Department of Pediatrics, Icahn School of Medicine at Mount Sinai, New York, NY.
Department of Pediatrics, Johns Hopkins University School of Medicine, Baltimore, Md.
J Allergy Clin Immunol. 2014 Feb;133(2):492-9. doi: 10.1016/j.jaci.2013.12.1041.
There are few studies on the natural history of egg allergy, and most are single-site and nonlongitudinal and have not identified early predictors of outcomes.
We sought to describe the natural course of egg allergy and to identify early prognostic markers.
Children age 3 to 15 months were enrolled in a multicenter observational study with either (1) a convincing history of an immediate allergic reaction to egg, milk, or both with a positive skin prick test (SPT) response to the trigger food and/or (2) moderate-to-severe atopic dermatitis and a positive SPT response to egg or milk. Children enrolled with a clinical history of egg allergy were followed longitudinally, and resolution was established based on successful ingestion.

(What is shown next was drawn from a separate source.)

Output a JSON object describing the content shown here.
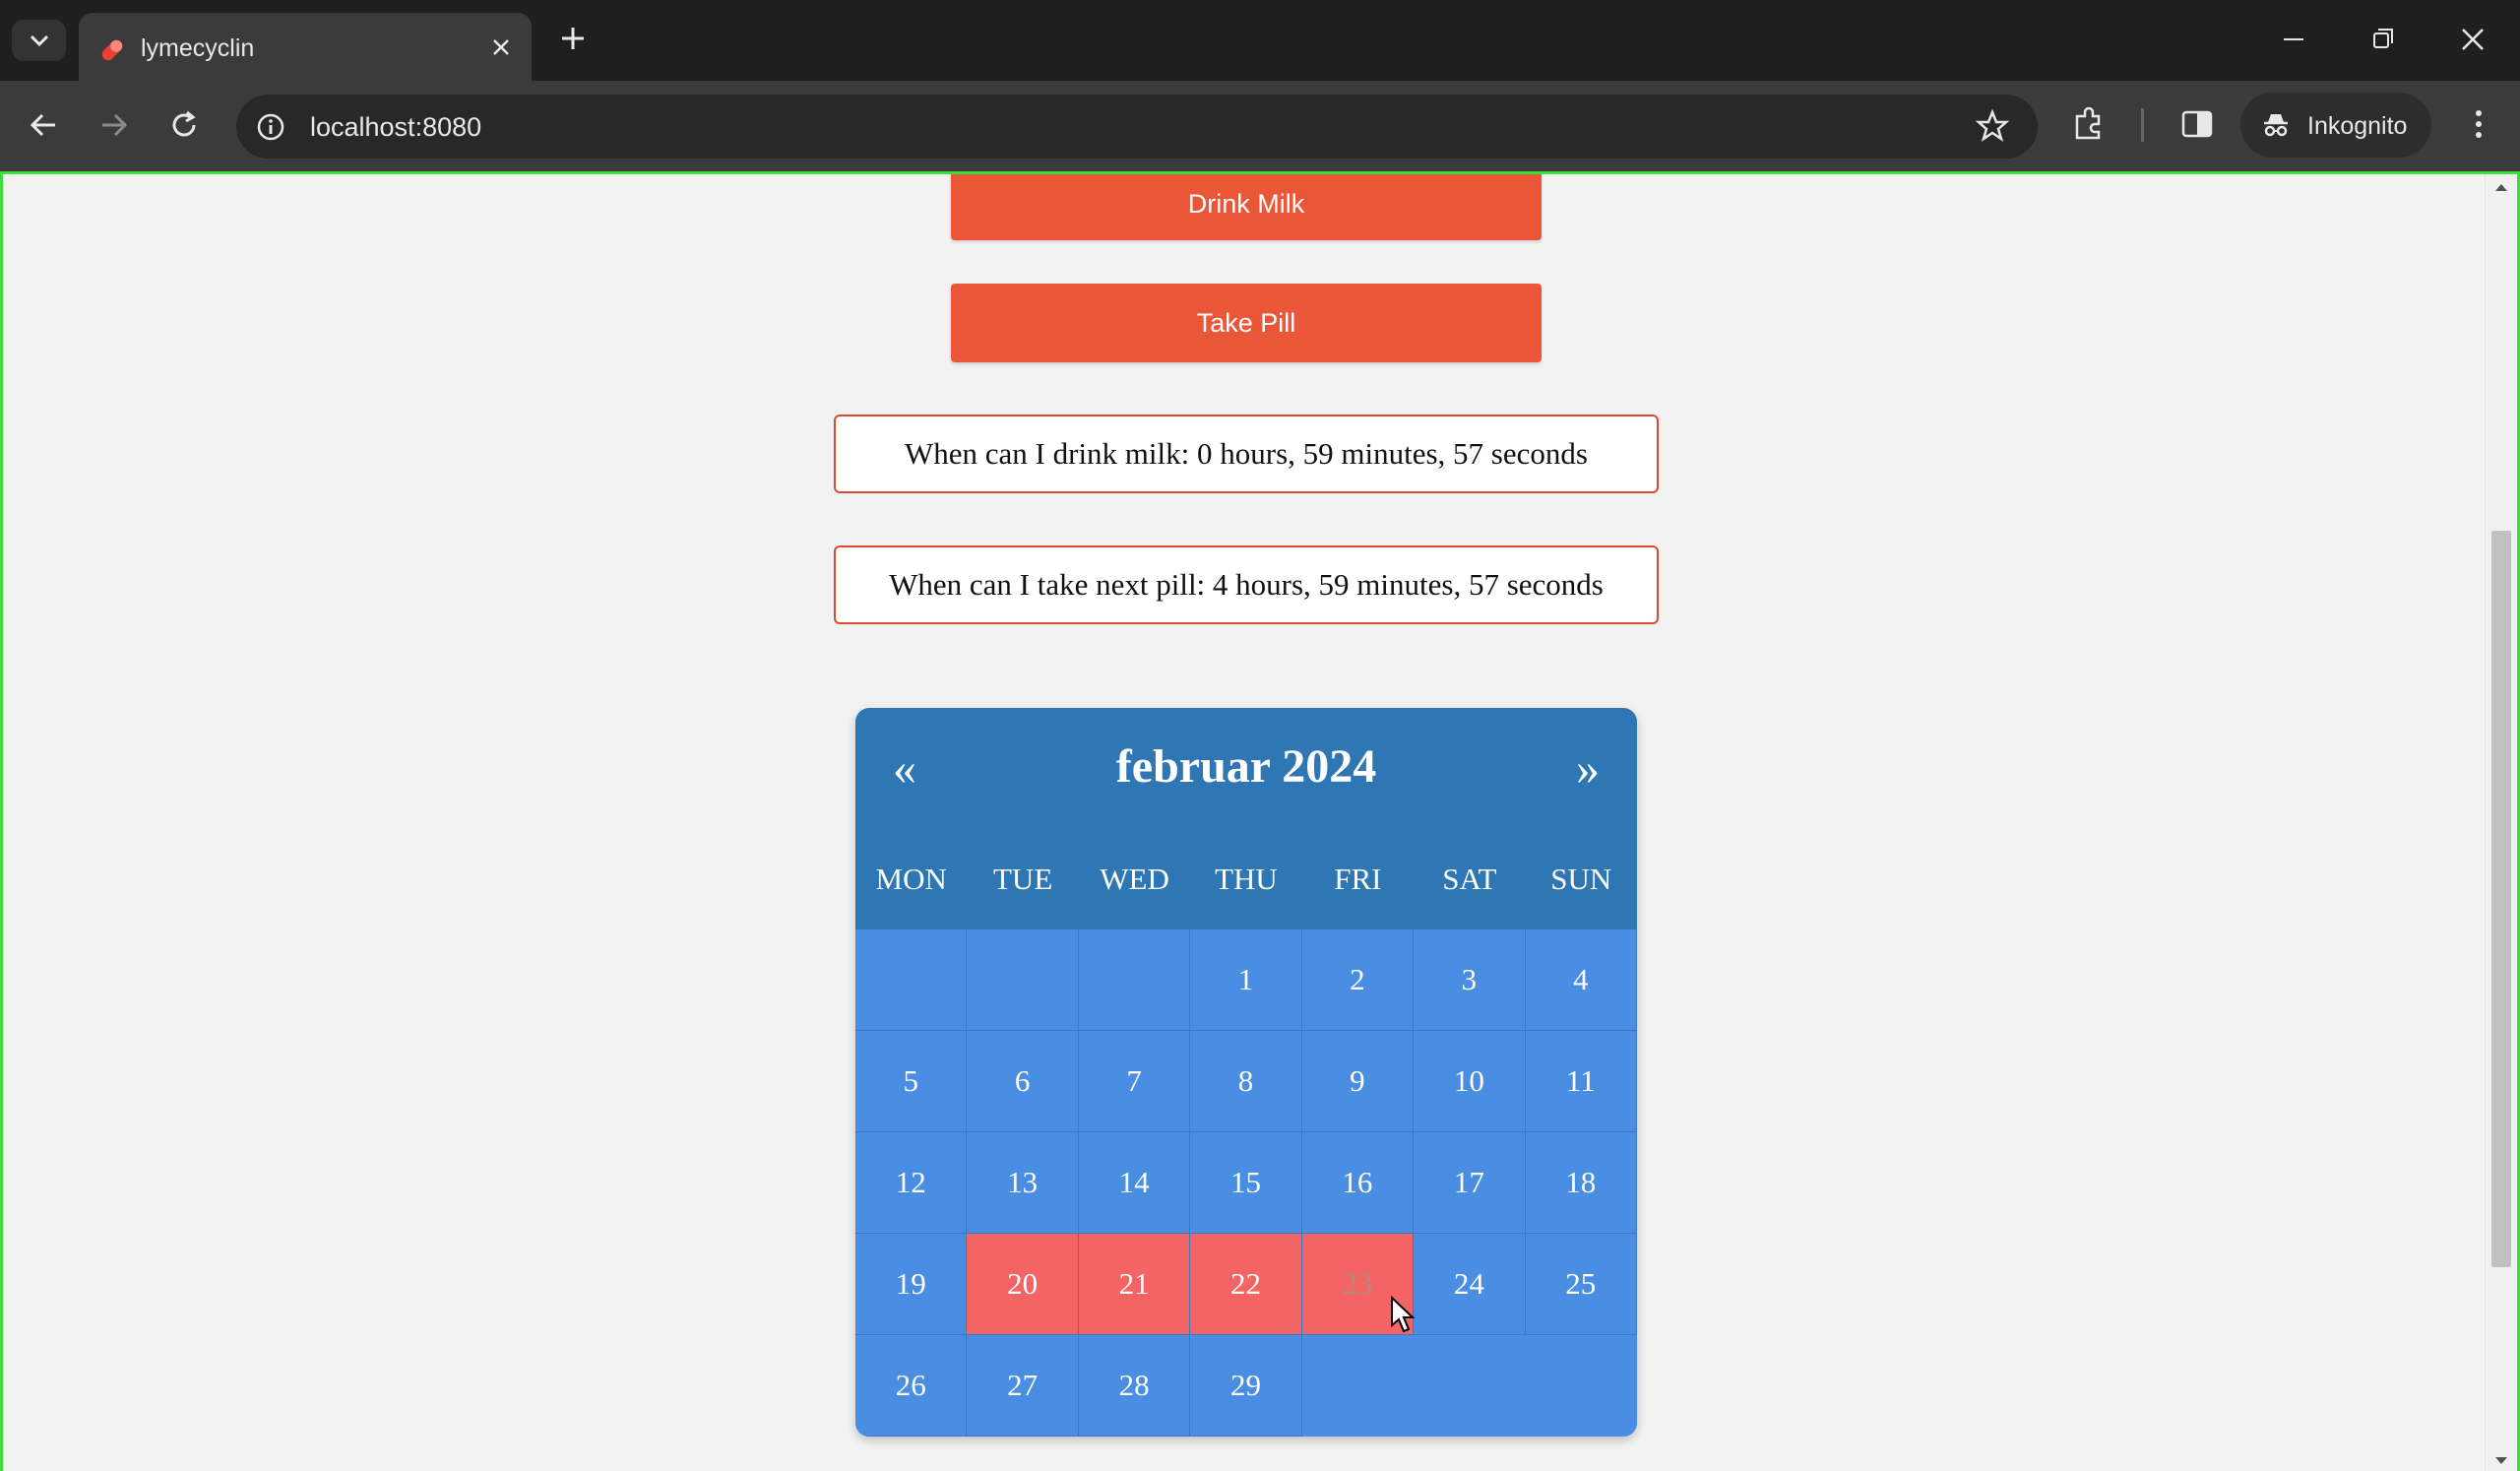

The cohort with egg allergy consists of 213 children followed to a median age of 74 months. Egg allergy resolved in 105 (49.3%) children at a median age of 72 months. Factors that were most predictive of resolution included the following: initial reaction characteristics (isolated urticaria/angioedema vs other presentations), baseline egg-specific IgE level, egg SPT wheal size, atopic dermatitis severity, IgG4 level, and IL-4 response (all P < .05). Numerous additional baseline clinical and demographic factors and laboratory assessments were not associated with resolution. Multivariate analysis identified baseline egg-specific IgE levels and initial reaction characteristics as strongly associated with resolution; a calculator to estimate resolution probabilities using these variables was established.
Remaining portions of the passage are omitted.